US senators pit Kennedy against Trump on recent vaccine policy

US senators pit Kennedy against  Trump on recent vaccine policy

WASHINGTON--Democrats and Republicans pushed U.S. Health Secretary Robert F. Kennedy's Jr. on his recent vaccine policies and their stark contrast to President Donald Trump's successful first-term pandemic initiative to speed vaccine development during a combative three-hour Senate hearing on Thursday.

Half a dozen heated exchanges focused on the details of his decision to fire Centers for Disease Control and Prevention Director Susan Monarez, who had started the job with Kennedy's support only a month earlier.

Republican U.S. Senator Bill Cassidy of Louisiana praised Trump for having accelerated the development, manufacturing, and distribution of COVID-19 vaccines in 2020.His line of questioning - mirrored by two other members of his and Trump's party - underscored the tightrope Republicans critical of Kennedy needed to walk in order to push back against his vaccine policies without criticizing the president.

Cassidy, a former physician, asked Kennedy during the Senate Finance Committee hearing if he agreed with him that Trump deserved a Nobel Peace Prize for the COVID vaccine initiative, known as Operation Warp Speed. Kennedy said he did.

Why then had Kennedy said the vaccines killed more people than COVID? Cassidy asked. Kennedy denied making the statement, would not agree that the vaccines saved lives, and in a later exchange acknowledged the shots prevented deaths but not how many.COVID vaccines in the first year of their use saved some 14.4 million lives globally, according to a study published in The Lancet Infectious Diseases journal.

Kennedy has also cancelled $500 million in funding for research on the mRNA technology that yielded the most widely used COVID vaccines under Trump, which Cassidy characterized as denying people vaccines.

Republicans Thom Tillis of North Carolina and John Barrasso of Wyoming, who like Cassidy is a physician, adopted Cassidy's tactic, as did Senate Democrats Maggie Hassan of New Hampshire, Raphael Warnock of Georgia, where the CDC is headquartered, and Senator Bernie Sanders, a Vermont independent who caucuses with Democrats.

The White House backed Kennedy, with Press Secretary Karoline Leavitt and Vice President JD Vance both defending him and Leavitt attacking Democrats in posts on X. Neither mentioned his Republican critics.

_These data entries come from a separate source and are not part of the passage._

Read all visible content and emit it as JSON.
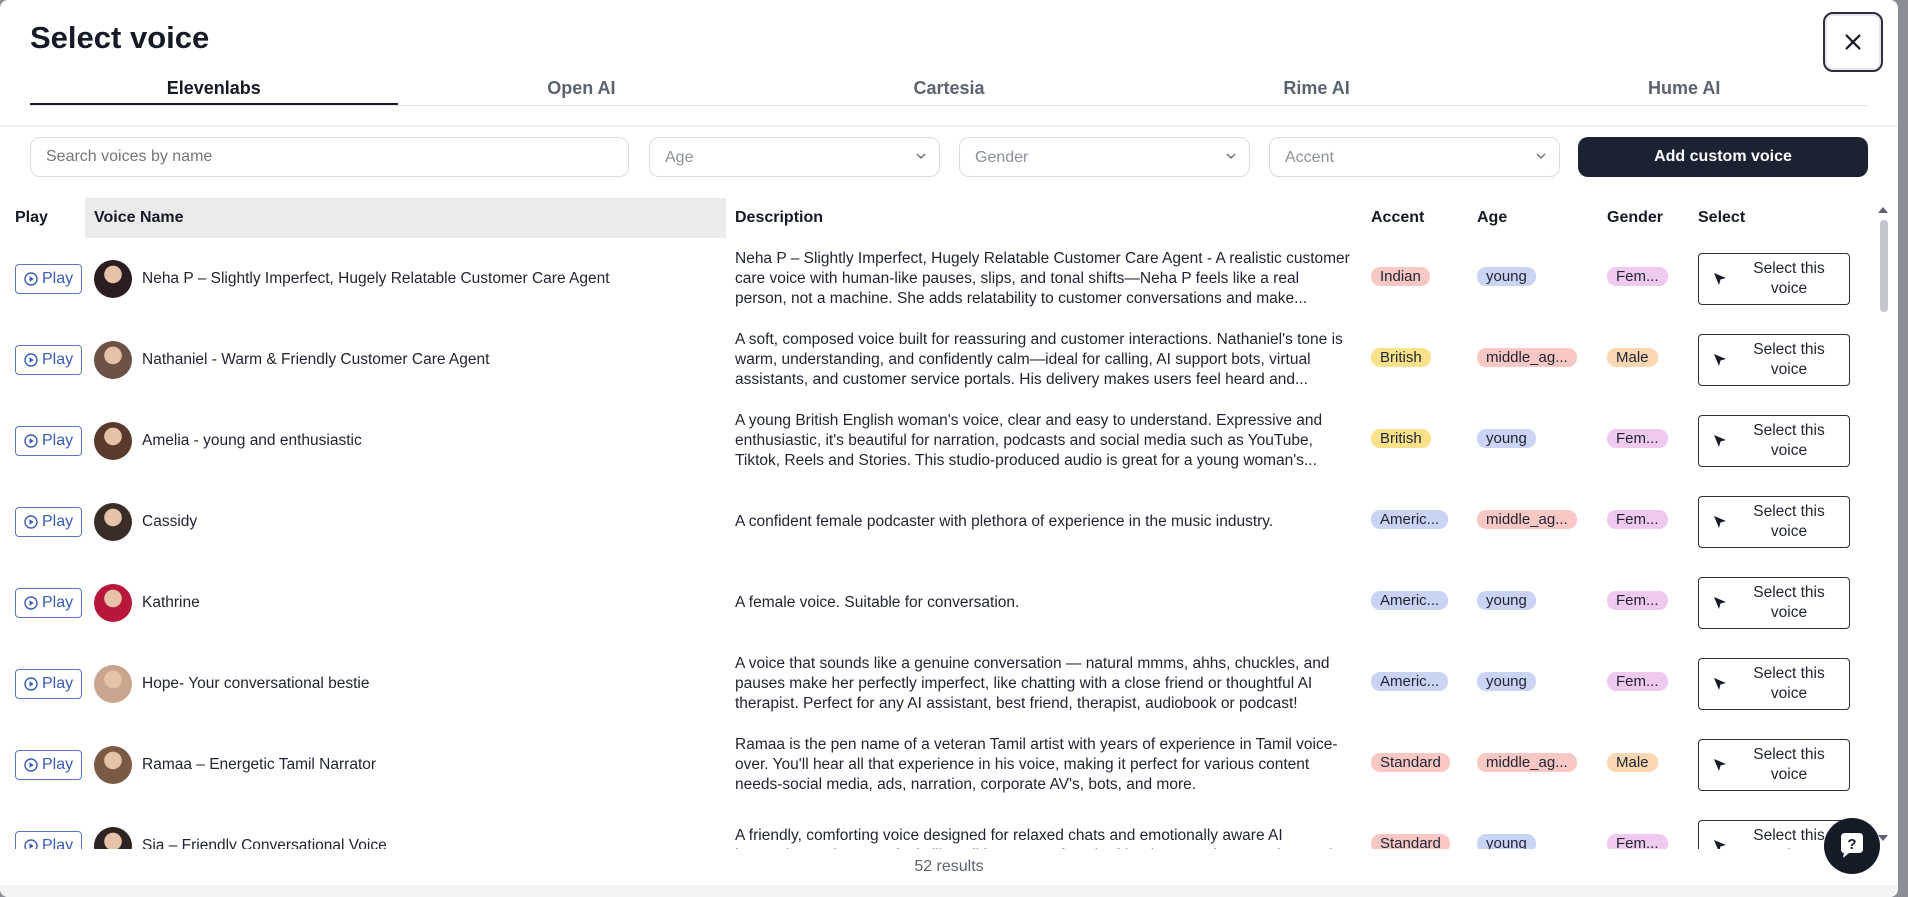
{
  "modal": {
    "title": "Select voice",
    "close_icon": "close-icon"
  },
  "tabs": [
    {
      "label": "Elevenlabs",
      "active": true
    },
    {
      "label": "Open AI",
      "active": false
    },
    {
      "label": "Cartesia",
      "active": false
    },
    {
      "label": "Rime AI",
      "active": false
    },
    {
      "label": "Hume AI",
      "active": false
    }
  ],
  "filters": {
    "search_placeholder": "Search voices by name",
    "age_placeholder": "Age",
    "gender_placeholder": "Gender",
    "accent_placeholder": "Accent",
    "add_button_label": "Add custom voice"
  },
  "table": {
    "headers": {
      "play": "Play",
      "name": "Voice Name",
      "description": "Description",
      "accent": "Accent",
      "age": "Age",
      "gender": "Gender",
      "select": "Select"
    },
    "play_label": "Play",
    "select_label": "Select this voice",
    "rows": [
      {
        "name": "Neha P – Slightly Imperfect, Hugely Relatable Customer Care Agent",
        "description": "Neha P – Slightly Imperfect, Hugely Relatable Customer Care Agent - A realistic customer care voice with human-like pauses, slips, and tonal shifts—Neha P feels like a real person, not a machine. She adds relatability to customer conversations and make...",
        "accent": "Indian",
        "age": "young",
        "gender": "Fem...",
        "avatar_color": "#2b1d22"
      },
      {
        "name": "Nathaniel - Warm & Friendly Customer Care Agent",
        "description": "A soft, composed voice built for reassuring and customer interactions. Nathaniel's tone is warm, understanding, and confidently calm—ideal for calling, AI support bots, virtual assistants, and customer service portals. His delivery makes users feel heard and...",
        "accent": "British",
        "age": "middle_ag...",
        "gender": "Male",
        "avatar_color": "#6b5244"
      },
      {
        "name": "Amelia - young and enthusiastic",
        "description": "A young British English woman's voice, clear and easy to understand. Expressive and enthusiastic, it's beautiful for narration, podcasts and social media such as YouTube, Tiktok, Reels and Stories. This studio-produced audio is great for a young woman's...",
        "accent": "British",
        "age": "young",
        "gender": "Fem...",
        "avatar_color": "#5a3a2c"
      },
      {
        "name": "Cassidy",
        "description": "A confident female podcaster with plethora of experience in the music industry.",
        "accent": "Americ...",
        "age": "middle_ag...",
        "gender": "Fem...",
        "avatar_color": "#3a2d28"
      },
      {
        "name": "Kathrine",
        "description": "A female voice. Suitable for conversation.",
        "accent": "Americ...",
        "age": "young",
        "gender": "Fem...",
        "avatar_color": "#b8173c"
      },
      {
        "name": "Hope- Your conversational bestie",
        "description": "A voice that sounds like a genuine conversation — natural mmms, ahhs, chuckles, and pauses make her perfectly imperfect, like chatting with a close friend or thoughtful AI therapist. Perfect for any AI assistant, best friend, therapist, audiobook or podcast!",
        "accent": "Americ...",
        "age": "young",
        "gender": "Fem...",
        "avatar_color": "#c9a58e"
      },
      {
        "name": "Ramaa – Energetic Tamil Narrator",
        "description": "Ramaa is the pen name of a veteran Tamil artist with years of experience in Tamil voice-over. You'll hear all that experience in his voice, making it perfect for various content needs-social media, ads, narration, corporate AV's, bots, and more.",
        "accent": "Standard",
        "age": "middle_ag...",
        "gender": "Male",
        "avatar_color": "#7a5a45"
      },
      {
        "name": "Sia – Friendly Conversational Voice",
        "description": "A friendly, comforting voice designed for relaxed chats and emotionally aware AI interactions. Sia's tone feels like talking to your favorite friend—natural, reassuring, and",
        "accent": "Standard",
        "age": "young",
        "gender": "Fem...",
        "avatar_color": "#2e2422"
      }
    ]
  },
  "badge_colors": {
    "Indian": "#f9c7c4",
    "British": "#fbe28a",
    "Americ...": "#c9d4f4",
    "Standard": "#f9c7c4",
    "young": "#c9d4f4",
    "middle_ag...": "#f9c7c4",
    "Fem...": "#efc9ef",
    "Male": "#fbd6b2"
  },
  "footer": {
    "results": "52 results",
    "help_icon": "help-icon"
  }
}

"Secretary Kennedy, in your confirmation hearings you promised to uphold the highest standards for vaccines. Since then, I've grown deeply concerned," said Barrasso.

"The public has seen measles outbreaks, leadership in the National Institutes of Health questioning the use of mRNA vaccines, the recently confirmed Director of Centers for Disease Control and Prevention fired," the senator added.

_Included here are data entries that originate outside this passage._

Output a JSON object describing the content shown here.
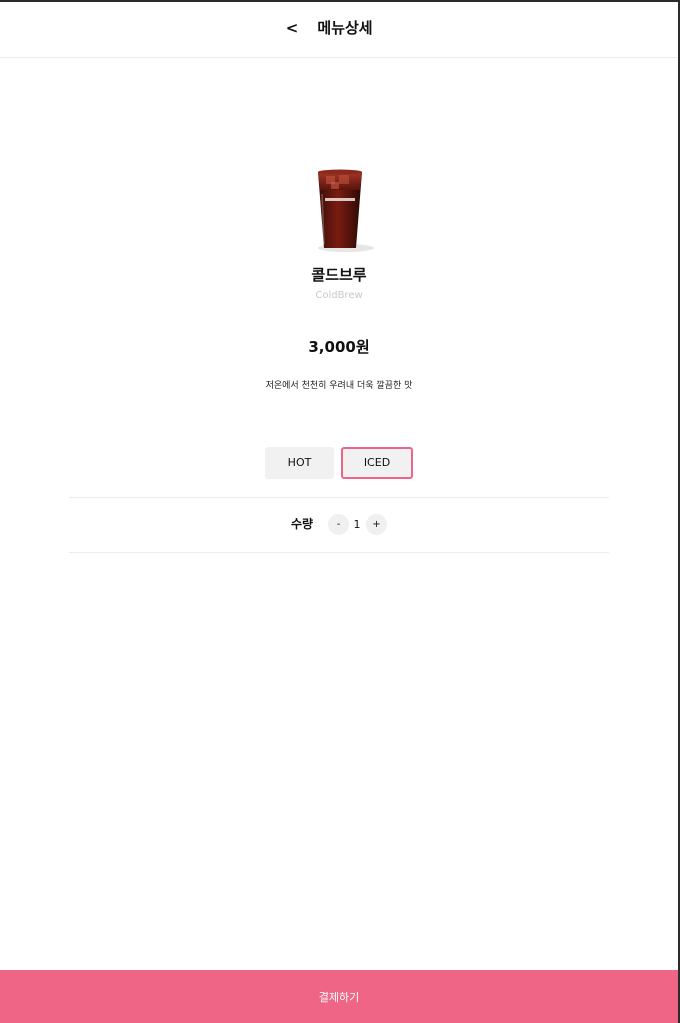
{
  "header": {
    "back_label": "<",
    "title": "메뉴상세"
  },
  "product": {
    "name": "콜드브루",
    "name_en": "ColdBrew",
    "price": "3,000원",
    "description": "저온에서 천천히 우려내 더욱 깔끔한 맛",
    "image_icon": "iced-coffee-cup-image"
  },
  "temperature": {
    "options": [
      {
        "label": "HOT",
        "selected": false
      },
      {
        "label": "ICED",
        "selected": true
      }
    ]
  },
  "quantity": {
    "label": "수량",
    "minus_label": "-",
    "value": "1",
    "plus_label": "+"
  },
  "footer": {
    "pay_label": "결제하기"
  },
  "colors": {
    "accent": "#ee6585",
    "option_bg": "#f1f1f1",
    "divider": "#ececec"
  }
}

Under fiery questioning from most Democrats and some Republicans, Kennedy defended the ousting of Monarez, adding that he might need to fire even more people at the agency. Trump fired Monarez after she resisted changes to vaccine policy advanced by Kennedy that she believed contradicted scientific evidence, further destabilizing the already embattled agency.

In an opinion piece in the Wall Street Journal on Thursday, Monarez said she had been directed to preapprove vaccine recommendations and fire career CDC officials, describing her ouster as part of a broader push to weaken U.S. vaccine standards. Kennedy said she lied and that he had never told Monarez she needed to preapprove decisions, but that he did order her to fire officials, which she refused to do.

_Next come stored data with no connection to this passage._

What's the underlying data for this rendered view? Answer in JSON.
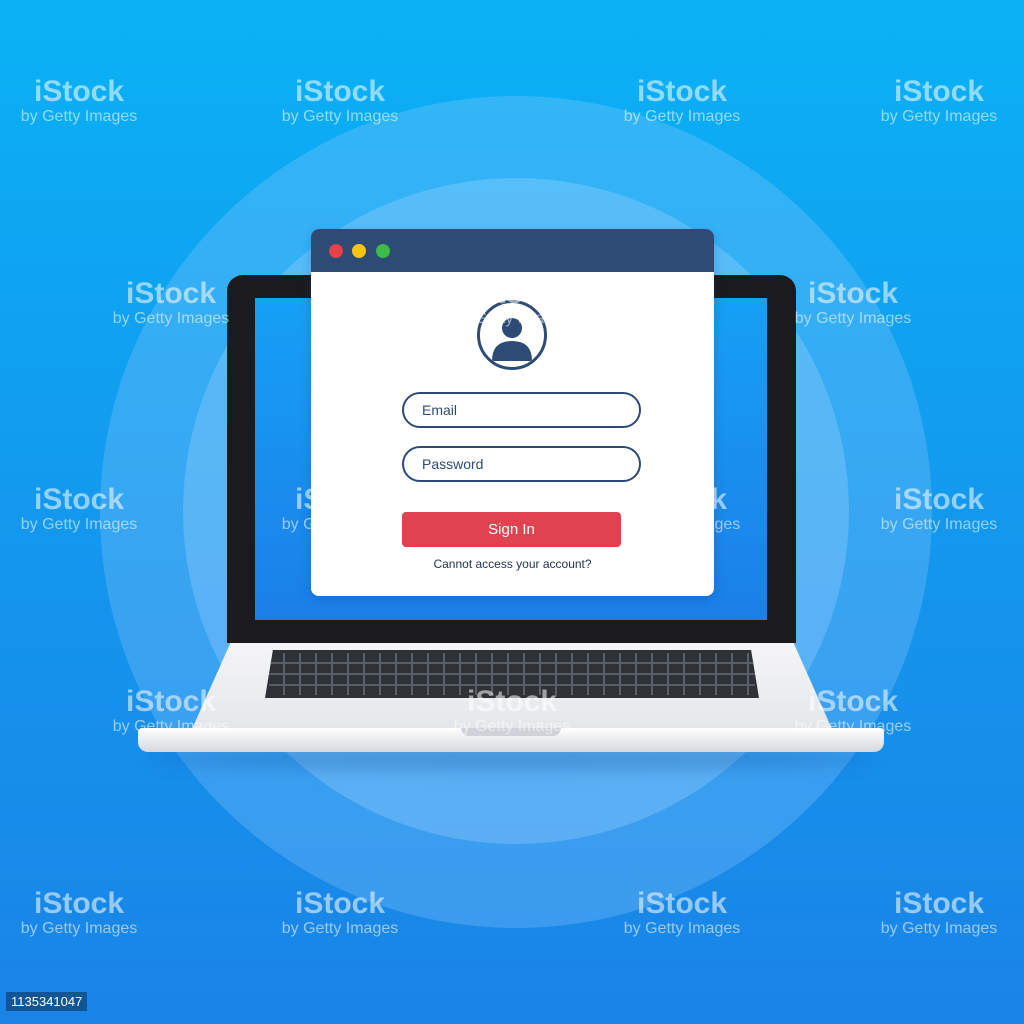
{
  "colors": {
    "background": "#1496ee",
    "titlebar": "#2d4b75",
    "accent_red": "#e0434f",
    "dot_red": "#e4424a",
    "dot_yellow": "#f5c514",
    "dot_green": "#3cba4a"
  },
  "icons": [
    "user-avatar-icon",
    "window-close-dot",
    "window-minimize-dot",
    "window-maximize-dot"
  ],
  "login": {
    "email_placeholder": "Email",
    "password_placeholder": "Password",
    "sign_in_label": "Sign In",
    "help_link": "Cannot access your account?"
  },
  "watermark": {
    "brand": "iStock",
    "byline": "by Getty Images"
  },
  "image_id": "1135341047"
}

"Secretary Kennedy's claims are false, and at times, patently ridiculous. Dr. Monarez stands by what she said in her Wall Street Journal op-ed," her lawyers said in a statement, adding that she was willing to repeat it under oath.

Kennedy said the CDC during the COVID-19 pandemic had lied to Americans about mask wearing, social distancing, school closures and the ability of the vaccine to stop transmission. "I need to fire some of those people and make sure this doesn't happen again," Kennedy said.

The CDC's pandemic recommendations were based on past experience with virus transmission and what was known about the novel coronavirus at the time. By late 2021, with more real-world data, the CDC acknowledged the shots could not stop COVID infection and transmission, but were highly effective in preventing severe cases, hospitalizations and deaths.